Ortadoğu’da su kaynaklarının paylaşımı konusunda yaşanan sorunlardan biri Güneydoğu Anadolu Projesi’nin (GAP) devreye sokulmasının ardından Türkiye ve Suriye arasında yaşanmış, Fırat nehri sularının kullanımı konusunda anlaşmazlığa düşen iki ülke arasında askeri ve siyasi çatışmalar patlak vermişti. Sınırları aşan suların yarattığı bu gerginlik Ortadoğu’da ne ilk, ne de son oldu.
‘Dünya Kaynakları Enstitüsü’nün yaptığı son çalışmaya göre, 2040 yılında 33 Ortadoğu ülkesinin yarısı ileri düzeyde su kriziyle karşı karşıya olacak. Türkiye de su sıkıntısı yaşayacak bu ülkeler arasında 27'inci sıra yer alıyor.
Hidropolitik Uzmanı Tuğba Evrim Maden, Ortadoğu’da yaşanan su sorununun sebeplerini ve sonuçlarını Sputnik için değerlendirdi.
‘SU KRİZİ ZATEN YAŞANIYOR’
Ortadoğu’da halihazırda bir su krizinin yaşandığına dikkat çeken Maden’e göre, durum henüz çok vahim bir hal almadığı için yeterince dikkat çekmiyor. Türkiye’nin de su krizi yaşayan ülkeler arasında yer aldığını söyleyen Maden, yaşanan iklim değişiminin bu süreçte çok fazla etkisi olduğu görüşünde:
“Bir ülkenin su zengini olup olmadığını anlamak için çok basit bir hesaplama yöntemi var. Mevcut su potansiyelini ülke nüfusuna böldüğünüzde ortaya çıkan rakam size sonucu veriyor. Kişi başına düşen su miktarınız bin 500 metreküpün altındaysa risk altındasınız. Türkiye’de bu rakam şu anda bin 400’lerde. Nüfus artıyor fakat yağış oranları düşüyor. İleride su bütçesinde oldukça büyük açıklar olacak.”
‘EN BÜYÜK DEZAVANTAJ, NÜFUS ARTIŞI’
Maden, su krizlerinin karşısındaki en büyük dezavantajın nüfus artışı olduğunu düşünüyor, ikinci en büyük dezavantaj ise su kaynaklarının yönetiminin kötü olması:
“Son on yılda kar yağışlarında büyük düşüşler var. Geçen yaz, 1965’ten bu yana yaşanmış en kurak yazdı. Irak, İran, Suriye, Ürdün, Lübnan, İsrail’e, Mısır gibi ülkeler ciddi su sıkıntısı yaşayacak. Ortadoğu’da ciddi bir su kıyamet bekleniyor. Bu durum rakamlarla kanıtlandı.

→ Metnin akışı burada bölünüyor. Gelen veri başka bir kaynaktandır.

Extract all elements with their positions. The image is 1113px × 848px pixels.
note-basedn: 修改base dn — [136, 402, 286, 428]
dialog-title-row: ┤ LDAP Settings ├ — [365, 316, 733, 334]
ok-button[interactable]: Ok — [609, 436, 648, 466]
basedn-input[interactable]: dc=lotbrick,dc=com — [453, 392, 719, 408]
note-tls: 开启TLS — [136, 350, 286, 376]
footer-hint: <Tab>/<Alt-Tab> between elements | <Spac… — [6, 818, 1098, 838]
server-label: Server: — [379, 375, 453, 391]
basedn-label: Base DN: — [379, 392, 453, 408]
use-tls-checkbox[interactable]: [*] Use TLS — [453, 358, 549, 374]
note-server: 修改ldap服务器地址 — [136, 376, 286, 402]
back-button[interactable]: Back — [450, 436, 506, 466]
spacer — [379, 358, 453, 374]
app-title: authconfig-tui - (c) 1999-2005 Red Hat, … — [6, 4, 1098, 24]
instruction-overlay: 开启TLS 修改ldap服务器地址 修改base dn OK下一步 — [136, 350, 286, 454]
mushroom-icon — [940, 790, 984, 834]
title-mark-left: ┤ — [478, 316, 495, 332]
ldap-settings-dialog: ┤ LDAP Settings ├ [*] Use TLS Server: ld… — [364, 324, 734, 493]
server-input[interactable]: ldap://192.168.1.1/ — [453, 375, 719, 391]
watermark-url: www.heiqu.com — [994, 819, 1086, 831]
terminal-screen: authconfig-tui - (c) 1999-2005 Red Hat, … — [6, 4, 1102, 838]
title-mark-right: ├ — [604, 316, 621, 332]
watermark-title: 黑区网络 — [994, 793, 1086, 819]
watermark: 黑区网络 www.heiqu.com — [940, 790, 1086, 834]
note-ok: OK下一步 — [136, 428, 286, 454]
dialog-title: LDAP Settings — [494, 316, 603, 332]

‘SU KAYNAKLARI VERİMLİ KULLANILMIYOR’
Su kaynaklarının verimli kullanılmadığının altını çizen Maden, “Su kaynakları yönetiminin yeniden yapılandırılması çok önemli. Su krizi sadece, su yoksunluğu demek değil. Suyun olmaması gıda ve enerji üretimini de etkileyecek. Su üretimi azaldıkça gıda fiyatları da artacak. Ortadoğu’da çok ciddi bir gıda güvenliği endişesi var. Gıda güvenliği de ulusal güvenlikle ilişkilendirilmiş durumda. Öte yandan birçok ülke bu konuyu iç politikalarında araç olarak kullanıyor” dedi.
‘SU, SURİYE VE TÜRKİYE ARASINDA BİR SİLAH’
Maden, suyun tek başına bir savaş nedeni olmadığını fakat çatışmalara sebep olan etmenlerden biri olduğunu söyleyerek, “Su politik bir araç olarak kullanılacak ve çatışmalara neden olacak. Örneğin Güneydoğu Anadolu Projesi (GAP) başladığından itibaren su Suriye ve Türkiye arasında bir silah oldu. Ayrıca İsrail, Filistin, Lübnan, Ürdün arasında da bir pazarlık aracı ya da çatışma silahı olarak karşımıza çıkıyor. Keza, Etiyopya’nın Nil nehrine yaptığı baraj Mısır ve diğer komşu ülkeler arasında siyasi gerginlik sebebi. Şu anda da IŞİD çatışmalarını sürdürürken suyu silah olarak kullanıyor” ifadelerini kullandı.